Bean counters must be held to account too


Outlook Should the accountancy profession be running scared of its regulator? Only if the bosses of the big-four audit firms take flight at the prospect of being slapped by a piece of wet lettuce.

The Financial Reporting Council (FRC) has just unveiled its plan and budget for the next year, and the announcement encapsulates where the organisation is going wrong.

Now remember, the FRC is the body that oversees the UK Combined Code on Corporate Governance which operates on the basis that companies either comply or explain to their investors why not.

The FRC says it wants companies that don't comply to offer better explanations and it wags a stern finger at how accounts are presented while saying that disclosures are often confusing and poorly set out.

In that case you'd think it would be setting an example with its own disclosures. Yet despite the FRC moaning about pressures on its budget in its announcement, it somehow manages to omit what its budget will actually amount to. It also fails to explain what a 25 per cent increase in audit inspections means in practice.

For the record inspections should rise to 125 from 100, and the budget from £27.2m to £32.1m. The information can be gleaned only by picking through the broader, 32-page plan and budget document, supplied as a PDF file.

The "plan" part of that file has the tone of a mildly disappointed schoolmaster telling a pupil he could do with trying a bit harder.

Given how the financial crisis shook public confidence in the audit profession you'd hope for a little more meat on the bones.

But should it be a surprise this is lacking?

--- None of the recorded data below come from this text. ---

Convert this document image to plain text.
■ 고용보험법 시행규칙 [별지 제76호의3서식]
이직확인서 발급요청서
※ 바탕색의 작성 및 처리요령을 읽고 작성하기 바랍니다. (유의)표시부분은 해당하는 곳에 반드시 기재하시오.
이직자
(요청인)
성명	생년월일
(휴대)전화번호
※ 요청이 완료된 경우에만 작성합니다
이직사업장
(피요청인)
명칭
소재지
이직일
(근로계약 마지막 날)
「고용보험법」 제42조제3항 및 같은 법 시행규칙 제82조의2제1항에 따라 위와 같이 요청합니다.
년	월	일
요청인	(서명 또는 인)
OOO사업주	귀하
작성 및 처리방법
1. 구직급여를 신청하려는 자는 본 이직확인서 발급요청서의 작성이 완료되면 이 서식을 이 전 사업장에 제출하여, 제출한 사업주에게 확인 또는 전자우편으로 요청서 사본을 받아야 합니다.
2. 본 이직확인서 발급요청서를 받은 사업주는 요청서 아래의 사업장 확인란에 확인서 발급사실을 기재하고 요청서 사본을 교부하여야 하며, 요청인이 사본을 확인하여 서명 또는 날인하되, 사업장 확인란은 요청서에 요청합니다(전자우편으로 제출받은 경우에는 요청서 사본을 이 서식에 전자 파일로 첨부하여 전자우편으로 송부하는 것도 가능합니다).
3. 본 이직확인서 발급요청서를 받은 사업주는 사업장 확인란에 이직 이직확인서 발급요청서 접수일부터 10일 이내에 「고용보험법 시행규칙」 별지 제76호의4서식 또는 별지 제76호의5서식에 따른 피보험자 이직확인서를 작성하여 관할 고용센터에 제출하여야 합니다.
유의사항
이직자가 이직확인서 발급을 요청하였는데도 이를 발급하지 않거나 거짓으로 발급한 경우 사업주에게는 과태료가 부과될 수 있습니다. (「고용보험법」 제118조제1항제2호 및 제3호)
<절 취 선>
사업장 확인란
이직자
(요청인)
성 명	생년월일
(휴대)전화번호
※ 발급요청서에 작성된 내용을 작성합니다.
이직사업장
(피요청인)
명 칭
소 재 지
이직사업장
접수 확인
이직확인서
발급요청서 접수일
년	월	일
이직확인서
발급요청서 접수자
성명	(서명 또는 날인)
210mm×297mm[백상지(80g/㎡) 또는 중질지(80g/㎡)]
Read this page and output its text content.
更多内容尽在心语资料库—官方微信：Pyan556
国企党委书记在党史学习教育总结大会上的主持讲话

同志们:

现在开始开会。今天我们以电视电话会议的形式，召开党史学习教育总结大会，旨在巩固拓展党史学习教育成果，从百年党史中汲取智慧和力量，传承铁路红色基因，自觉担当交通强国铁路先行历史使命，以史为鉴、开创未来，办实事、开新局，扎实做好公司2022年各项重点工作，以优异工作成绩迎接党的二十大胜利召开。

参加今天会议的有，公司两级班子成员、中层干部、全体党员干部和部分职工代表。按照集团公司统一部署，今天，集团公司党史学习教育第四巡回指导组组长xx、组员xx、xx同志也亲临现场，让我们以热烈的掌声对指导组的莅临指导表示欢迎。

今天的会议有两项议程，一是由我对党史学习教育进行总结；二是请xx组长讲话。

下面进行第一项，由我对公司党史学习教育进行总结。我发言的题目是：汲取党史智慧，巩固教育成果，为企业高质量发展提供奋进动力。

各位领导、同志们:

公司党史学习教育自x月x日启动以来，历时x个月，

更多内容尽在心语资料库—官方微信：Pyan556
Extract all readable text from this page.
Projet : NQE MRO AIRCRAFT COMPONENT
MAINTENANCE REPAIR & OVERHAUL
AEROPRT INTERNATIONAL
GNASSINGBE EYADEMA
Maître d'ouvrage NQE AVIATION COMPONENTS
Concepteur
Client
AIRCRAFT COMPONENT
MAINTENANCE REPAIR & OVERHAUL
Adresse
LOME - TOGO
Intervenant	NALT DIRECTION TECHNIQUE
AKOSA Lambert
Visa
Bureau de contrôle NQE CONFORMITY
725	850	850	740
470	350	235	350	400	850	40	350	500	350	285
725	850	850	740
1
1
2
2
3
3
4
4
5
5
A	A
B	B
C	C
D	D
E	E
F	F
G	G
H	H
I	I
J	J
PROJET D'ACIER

Look at who's running the organisation. Its chief executive, Stephen Haddrill, is an ex-civil servant turned trade-body boss (the Association of British Insurers).

His chairman, Sir Win Bischoff, is a former investment banker, Lloyds Banking Group chairman and a pillar of Britain's financial establishment. He is just about the last person you'd expect to see riding roughshod over the auditors he's spent so much of his life working with.

It's worth noting that these men aren't the sort you would expect to see at, say, America's Public Company Accounting Oversight Board. They tend to be rather eminent lawyers who have worked in rather eminent institutions and have had regulatory responsibilities in the past. It's also overseen by the Securities & Exchange Commission, not known for its lightness of touch, and was established after the Enron scandal.

The events of the financial crisis which led to the FRC taking on an expanded role were no less scandalous. So too is the FRC's tepid response to the fallout from them.